Его очень воодушевляло, что Элька слушает с возрастающим волнением. Она даже ногу чуть не подвернула на коварных клубнях, когда подбиралась к нему поближе, чтобы не пропустить ни единого слова из захватывающего повествования. А приблизившись на расстояние вытянутой руки, эту самую руку не замедлила положить на Петин рукав, как бы боясь, что такой распрекрасный герой сейчас взмоет суперменом в пасмурное небо, и ищи его потом, свищи, неповторимого.
– … Тут он ножом своим острым мне в сердце нацелился, а я ногой с разворота ему по кумполу ка-ак зарядил! – уныло бубнил Петр, кляня мысленно и свой язык без костей, и свою не в меру разыгравшуюся фантазию. – Удар у меня убойный, мало никому не покажется. Кадр этот вместе с дверью на лестничную площадку вышел. – Машинально прикоснувшись к мочке горячего уха, Петр кашлянул и неуверенно приступил к развязке: – Лежит он, значит, отдыхает…
– Большой он был? – перебила его Элька с ощутимым волнением в голосе.
– Ну, как тебе сказать… – Петр помялся немного, а потом честно признался: – Не так чтобы очень. Хлипковатый, росту среднего. Но ведь с автоматом!
– Да я не про бандюгу этого, – досадливо поморщилась Элька.
– Нож? – догадался Петр. – Нож, если разобраться, тоже не очень здоровый, но человека насквозь проткнуть можно.
Он сделал соответствующий жест морковкой, которую зачем-то продолжал держать в руке, а потом скоренько зашвырнул ее в темноту, заподозрив, что она не придает ему воинственности.
– При чем тут нож! – Элька вдруг разнервничалась, отчего в ее голосе прозвучало несколько резких ноток, неприятно царапнувших Петин слух. – Чемоданчик, спрашиваю, большой был?
– Примерно такой. – Петр обозначил обеими руками нечто внушительное, прямоугольной формы.
– Значит, деньжищ там немерено. И, говоришь, в камыши такое богатство забросил? Под какую-то гнилую корягу?
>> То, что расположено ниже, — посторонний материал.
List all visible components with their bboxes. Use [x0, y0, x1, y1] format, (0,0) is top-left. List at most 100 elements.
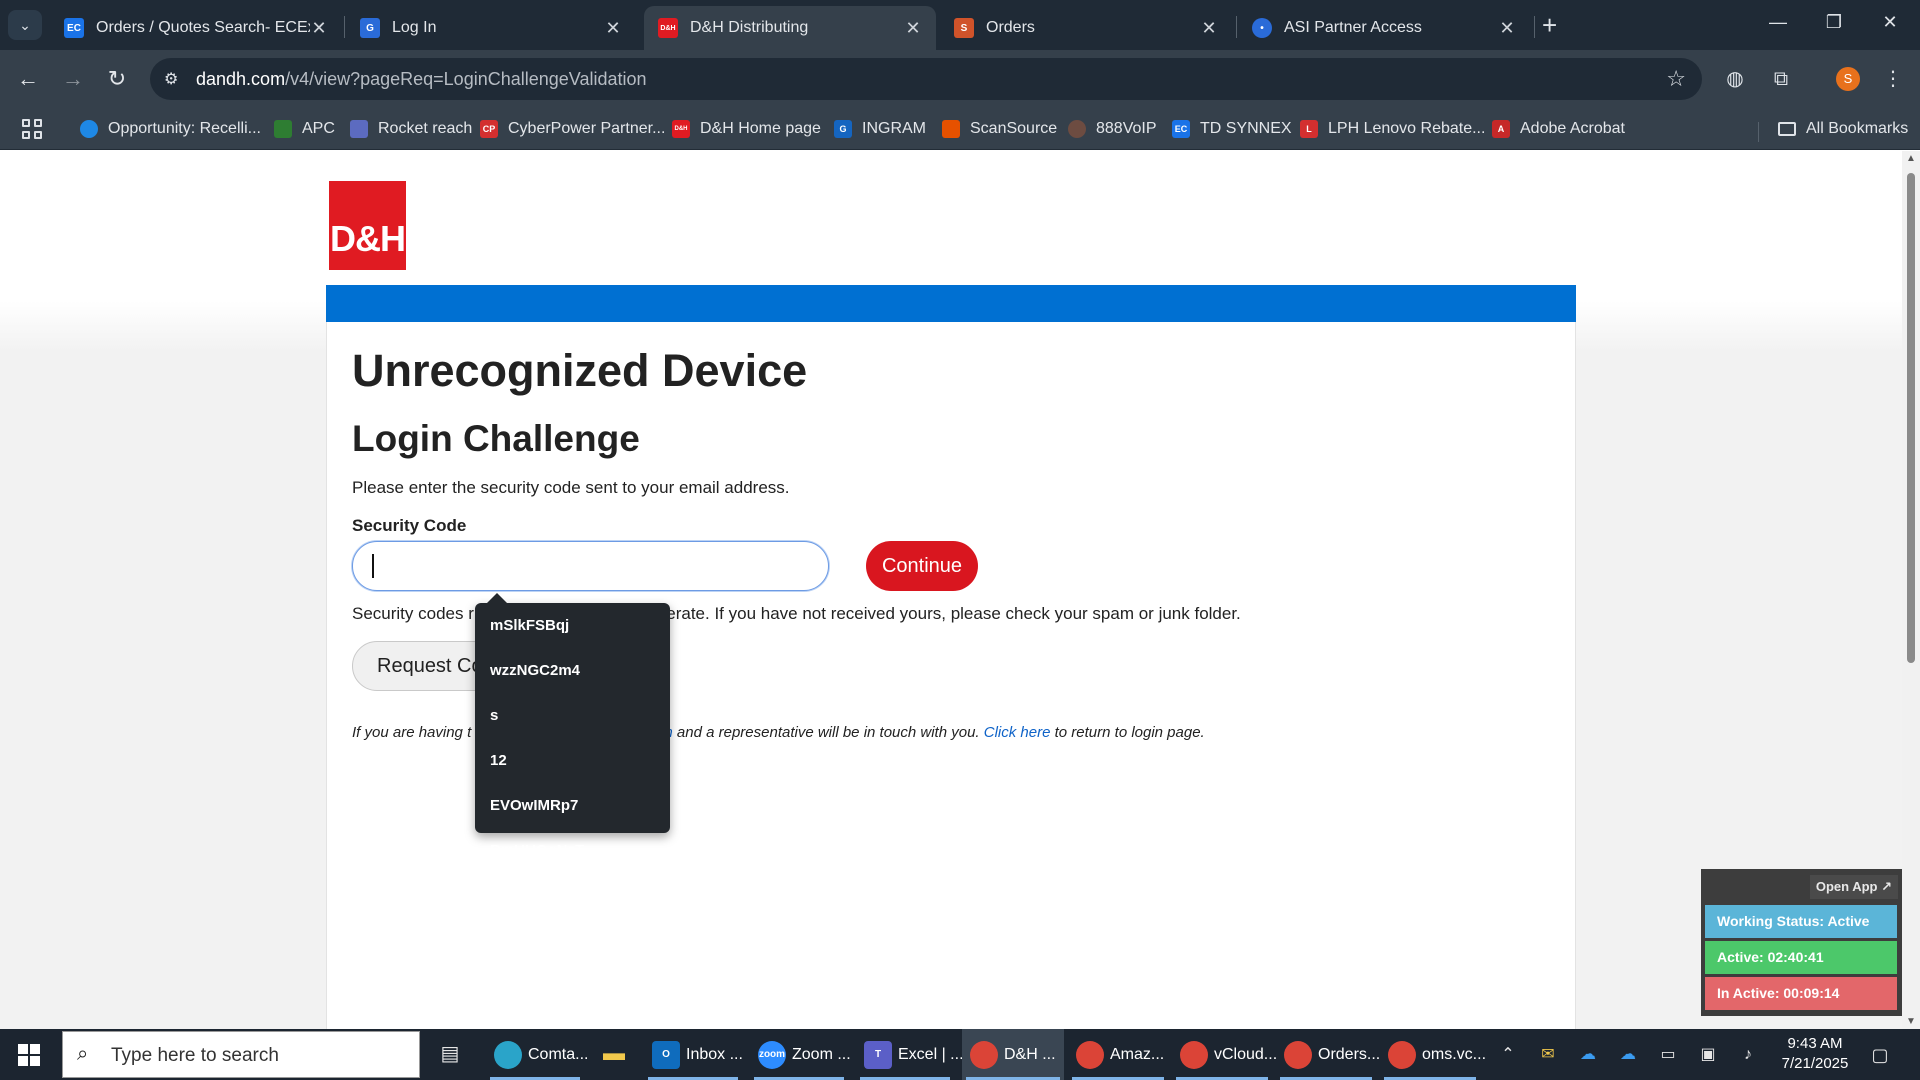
bookmark-td-synnex[interactable]: EC TD SYNNEX	[1172, 118, 1292, 140]
close-icon[interactable]: ✕	[1200, 18, 1218, 39]
tab-favicon: S	[954, 18, 974, 38]
taskbar-app-amazon[interactable]: Amaz...	[1068, 1029, 1168, 1080]
taskbar-app-comta[interactable]: Comta...	[486, 1029, 588, 1080]
taskbar-app-zoom[interactable]: zoom Zoom ...	[750, 1029, 851, 1080]
forward-arrow-icon[interactable]: →	[58, 64, 88, 94]
dh-icon: D&H	[672, 120, 690, 138]
taskbar-app-label: Amaz...	[1110, 1045, 1165, 1063]
cyberpower-icon: CP	[480, 120, 498, 138]
bookmark-lph-lenovo[interactable]: L LPH Lenovo Rebate...	[1300, 118, 1485, 140]
ingram-icon: G	[834, 120, 852, 138]
tab-orders-quotes[interactable]: EC Orders / Quotes Search- ECExp ✕	[50, 6, 342, 50]
taskbar-app-orders[interactable]: Orders...	[1276, 1029, 1380, 1080]
bookmark-ingram[interactable]: G INGRAM	[834, 118, 926, 140]
bookmark-dh-home[interactable]: D&H D&H Home page	[672, 118, 821, 140]
bookmark-star-icon[interactable]: ☆	[1666, 66, 1686, 92]
taskbar-app-dh[interactable]: D&H ...	[962, 1029, 1064, 1080]
close-icon[interactable]: ✕	[604, 18, 622, 39]
chevron-up-icon[interactable]: ⌃	[1496, 1043, 1520, 1067]
tab-separator	[1534, 16, 1535, 38]
taskbar-app-vcloud[interactable]: vCloud...	[1172, 1029, 1277, 1080]
bookmark-888voip[interactable]: 888VoIP	[1068, 118, 1157, 140]
scroll-up-arrow-icon[interactable]: ▲	[1906, 153, 1916, 164]
help-middle: and a representative will be in touch wi…	[672, 724, 984, 741]
voip-icon	[1068, 120, 1086, 138]
autocomplete-option[interactable]: 12	[475, 746, 670, 791]
all-bookmarks[interactable]: All Bookmarks	[1778, 118, 1908, 140]
scansource-icon	[942, 120, 960, 138]
clock-time: 9:43 AM	[1787, 1035, 1843, 1052]
notification-center-icon[interactable]: ▢	[1868, 1043, 1892, 1067]
scroll-down-arrow-icon[interactable]: ▼	[1906, 1016, 1916, 1027]
minimize-icon[interactable]: —	[1758, 12, 1798, 33]
taskbar-app-label: Zoom ...	[792, 1045, 851, 1063]
mail-icon[interactable]: ✉	[1536, 1043, 1560, 1067]
bookmark-scansource[interactable]: ScanSource	[942, 118, 1057, 140]
close-icon[interactable]: ✕	[1498, 18, 1516, 39]
taskbar-app-label: Orders...	[1318, 1045, 1381, 1063]
help-prefix: If you are having t	[352, 724, 472, 741]
taskbar-clock[interactable]: 9:43 AM 7/21/2025	[1770, 1034, 1860, 1074]
bookmark-opportunity[interactable]: Opportunity: Recelli...	[80, 118, 261, 140]
bookmark-rocket-reach[interactable]: Rocket reach	[350, 118, 472, 140]
bookmark-cyberpower[interactable]: CP CyberPower Partner...	[480, 118, 665, 140]
globe-icon[interactable]: ◍	[1722, 66, 1748, 92]
time-tracker-widget: Open App ↗ Working Status: Active Active…	[1701, 869, 1902, 1016]
tab-separator	[1236, 16, 1237, 38]
taskbar-search[interactable]: ⌕ Type here to search	[62, 1031, 420, 1078]
chrome-icon	[1284, 1040, 1312, 1069]
tab-asi-partner-access[interactable]: • ASI Partner Access ✕	[1238, 6, 1530, 50]
page-scrollbar[interactable]: ▲ ▼	[1902, 151, 1920, 1029]
tab-dh-distributing[interactable]: D&H D&H Distributing ✕	[644, 6, 936, 50]
security-code-input[interactable]	[352, 541, 829, 591]
tab-favicon: G	[360, 18, 380, 38]
close-icon[interactable]: ✕	[310, 18, 328, 39]
tab-search-button[interactable]: ⌄	[8, 10, 42, 40]
volume-icon[interactable]: ♪	[1736, 1043, 1760, 1067]
taskbar-app-label: Excel | ...	[898, 1045, 964, 1063]
address-bar[interactable]: ⚙ dandh.com/v4/view?pageReq=LoginChallen…	[150, 58, 1702, 100]
taskbar-app-label: vCloud...	[1214, 1045, 1278, 1063]
close-icon[interactable]: ✕	[904, 18, 922, 39]
apps-grid-icon[interactable]	[20, 117, 44, 141]
battery-icon[interactable]: ▭	[1656, 1043, 1680, 1067]
dh-logo[interactable]: D&H	[329, 181, 406, 270]
window-close-icon[interactable]: ✕	[1870, 12, 1910, 33]
file-explorer-icon[interactable]: ▬	[602, 1041, 626, 1065]
bookmark-apc[interactable]: APC	[274, 118, 335, 140]
site-info-icon[interactable]: ⚙	[164, 69, 184, 89]
clock-date: 7/21/2025	[1781, 1055, 1849, 1072]
chrome-icon	[1388, 1040, 1416, 1069]
reload-icon[interactable]: ↻	[102, 64, 132, 94]
continue-button[interactable]: Continue	[866, 541, 978, 591]
menu-dots-icon[interactable]: ⋮	[1880, 66, 1906, 92]
open-app-button[interactable]: Open App ↗	[1809, 875, 1898, 899]
profile-avatar[interactable]: S	[1836, 67, 1860, 91]
onedrive-business-icon[interactable]: ☁	[1616, 1043, 1640, 1067]
autocomplete-option[interactable]: wzzNGC2m4	[475, 656, 670, 701]
tab-orders[interactable]: S Orders ✕	[940, 6, 1232, 50]
autocomplete-option[interactable]: mSlkFSBqj	[475, 611, 670, 656]
restore-icon[interactable]: ❐	[1814, 12, 1854, 33]
bookmark-label: INGRAM	[862, 120, 926, 137]
taskbar-app-oms[interactable]: oms.vc...	[1380, 1029, 1486, 1080]
new-tab-plus-icon[interactable]: +	[1542, 12, 1557, 38]
chrome-icon	[1180, 1040, 1208, 1069]
return-login-link[interactable]: Click here	[984, 724, 1051, 741]
bookmark-adobe-acrobat[interactable]: A Adobe Acrobat	[1492, 118, 1625, 140]
taskbar-app-inbox[interactable]: O Inbox ...	[644, 1029, 743, 1080]
windows-start-icon[interactable]	[18, 1044, 40, 1066]
onedrive-icon[interactable]: ☁	[1576, 1043, 1600, 1067]
tab-favicon: EC	[64, 18, 84, 38]
network-icon[interactable]: ▣	[1696, 1043, 1720, 1067]
autocomplete-option[interactable]: EVOwIMRp7	[475, 791, 670, 836]
scrollbar-thumb[interactable]	[1907, 173, 1915, 663]
autocomplete-option[interactable]: s	[475, 701, 670, 746]
tab-title: D&H Distributing	[690, 19, 809, 36]
autocomplete-option[interactable]: RmUUGgNzT	[475, 836, 670, 881]
task-view-icon[interactable]: ▤	[438, 1042, 462, 1066]
back-arrow-icon[interactable]: ←	[13, 64, 43, 94]
tab-log-in[interactable]: G Log In ✕	[346, 6, 636, 50]
extensions-icon[interactable]: ⧉	[1768, 66, 1794, 92]
taskbar-app-excel[interactable]: T Excel | ...	[856, 1029, 964, 1080]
Элька была единственным человеком, кому Петр сказал правду о местонахождении чемоданчика. Любовь с первого взгляда и доверие тоже с первого взгляда – для него это было так же естественно, как дышать. Он не мог понять только одного: почему за свою откровенность он заслужил чуть ли не презрительную интонацию? Именно с ней Элька обратилась к нему секунду назад.
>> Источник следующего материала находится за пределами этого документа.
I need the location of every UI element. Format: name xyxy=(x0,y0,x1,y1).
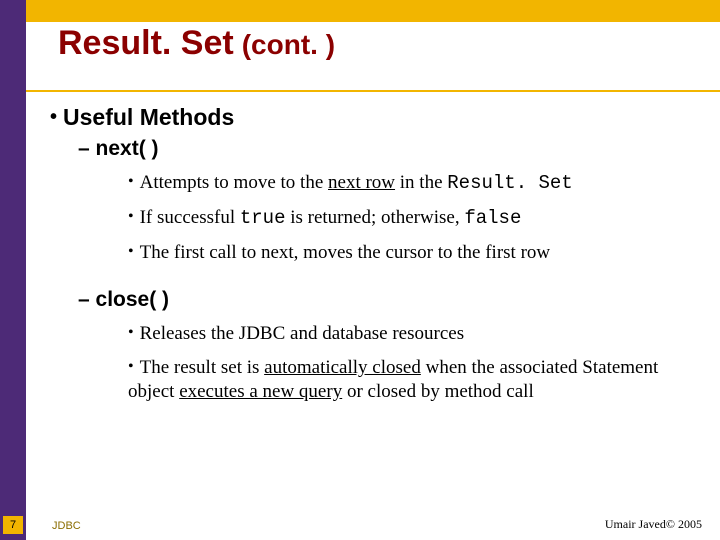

– Деньги? Богатство? – недоуменно спросил он.
– Не плутоний же! – воскликнула Элька тем уничтожающим тоном, который используют женщины, когда сталкиваются с непроходимой мужской тупостью. – Тебе по ушам все кому не лень ездят, а ты и рад их развешивать, как белье на просушку…
Виновато понурившись, как большой пес, распекаемый хозяйкой, Петр призадумался, вспоминая все подозрительные разговоры, которые велись с ним на надоевшую чемоданную тему, и угрюмо поинтересовался:
– Лавешник – это что, не знаешь случайно?
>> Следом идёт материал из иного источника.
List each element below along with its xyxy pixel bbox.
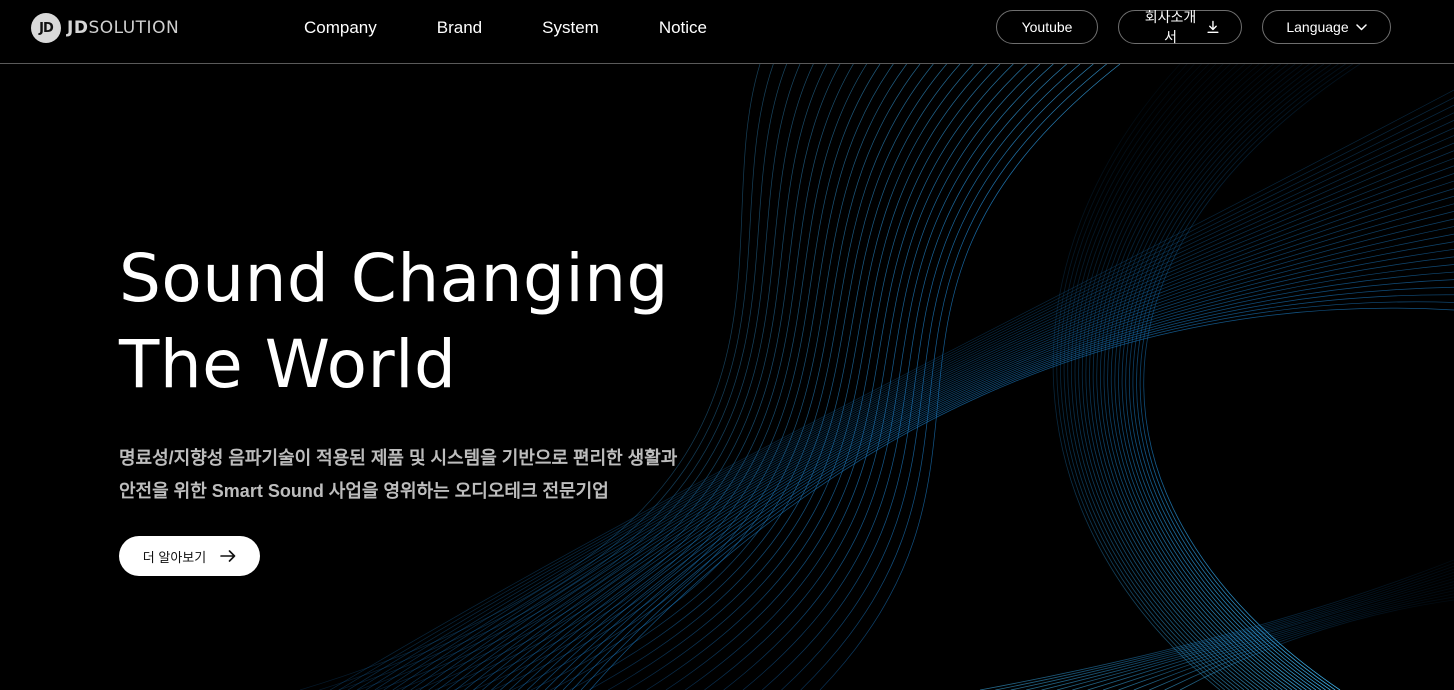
header-actions: Youtube 회사소개서 Language: [996, 9, 1391, 45]
wave-line: [571, 294, 1454, 690]
logo-text: JD SOLUTION: [67, 18, 179, 38]
language-select-button[interactable]: Language: [1262, 10, 1391, 44]
logo-text-bold: JD: [67, 18, 89, 38]
nav-item-brand[interactable]: Brand: [437, 17, 482, 39]
wave-ribbon-line: [1118, 63, 1310, 690]
main-nav: Company Brand System Notice: [304, 17, 707, 39]
hero-title: Sound Changing The World: [119, 236, 677, 408]
hero-section: Sound Changing The World 명료성/지향성 음파기술이 적…: [119, 236, 677, 576]
youtube-button[interactable]: Youtube: [996, 10, 1098, 44]
learn-more-label: 더 알아보기: [142, 549, 207, 565]
wave-cross-line: [1133, 590, 1454, 690]
site-logo[interactable]: JD JD SOLUTION: [31, 12, 179, 44]
chevron-down-icon: [1355, 23, 1367, 30]
language-button-label: Language: [1286, 19, 1349, 35]
wave-ribbon-line: [1132, 63, 1339, 690]
download-icon: [1207, 20, 1219, 34]
wave-ribbon-line: [1139, 63, 1354, 690]
wave-line: [781, 63, 1094, 690]
brochure-download-button[interactable]: 회사소개서: [1118, 9, 1242, 45]
hero-title-line-2: The World: [119, 326, 457, 403]
hero-title-line-1: Sound Changing: [119, 240, 669, 317]
wave-cross-line: [995, 562, 1454, 690]
nav-item-company[interactable]: Company: [304, 17, 377, 39]
hero-description-line-1: 명료성/지향성 음파기술이 적용된 제품 및 시스템을 기반으로 편리한 생활과: [119, 448, 678, 468]
wave-ribbon-line: [1074, 63, 1250, 690]
wave-line: [580, 301, 1454, 690]
logo-mark: JD: [31, 13, 61, 43]
brochure-button-label: 회사소개서: [1144, 9, 1197, 45]
learn-more-button[interactable]: 더 알아보기: [119, 536, 260, 576]
wave-ribbon-line: [1143, 63, 1361, 690]
hero-description: 명료성/지향성 음파기술이 적용된 제품 및 시스템을 기반으로 편리한 생활과…: [119, 442, 677, 508]
hero-description-line-2: 안전을 위한 Smart Sound 사업을 영위하는 오디오테크 전문기업: [119, 481, 609, 501]
wave-ribbon-line: [1128, 63, 1332, 690]
page: JD JD SOLUTION Company Brand System Noti…: [0, 0, 1454, 690]
nav-item-system[interactable]: System: [542, 17, 599, 39]
nav-item-notice[interactable]: Notice: [659, 17, 707, 39]
wave-ribbon-line: [1125, 63, 1325, 690]
wave-ribbon-line: [1110, 63, 1298, 690]
logo-text-light: SOLUTION: [88, 18, 180, 38]
wave-ribbon-line: [1136, 63, 1346, 690]
wave-line: [665, 63, 1014, 690]
site-header: JD JD SOLUTION Company Brand System Noti…: [0, 0, 1454, 64]
youtube-button-label: Youtube: [1021, 19, 1073, 35]
arrow-right-icon: [220, 550, 236, 562]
– Случайно знаю. – Элька вызывающе подбоченилась. – Лавешник – это лавэ.
– А лавэ что такое? – не унимался Петр.
– Деньги! Бабло! Бабешники! Первый раз слышишь, что ли? Уу, темнота!
– Тогда я это… дал маху.
– Маху? Ты называешь это «дать маху»?..
Тут полюбившаяся Петру девушка грязно заругалась, да так многословно, что он зашевелил губами, пытаясь поточнее уловить суть заковыристой скороговорки. В прозвучавшей тираде из двух сложноподчиненных предложений упоминалась и йогическая сила, и жизнь звездопротивная, и болт нарезной, и, наконец, хлебало, которым всякие чудаки попусту щелкают, пока их в лапти педиатрические обувают.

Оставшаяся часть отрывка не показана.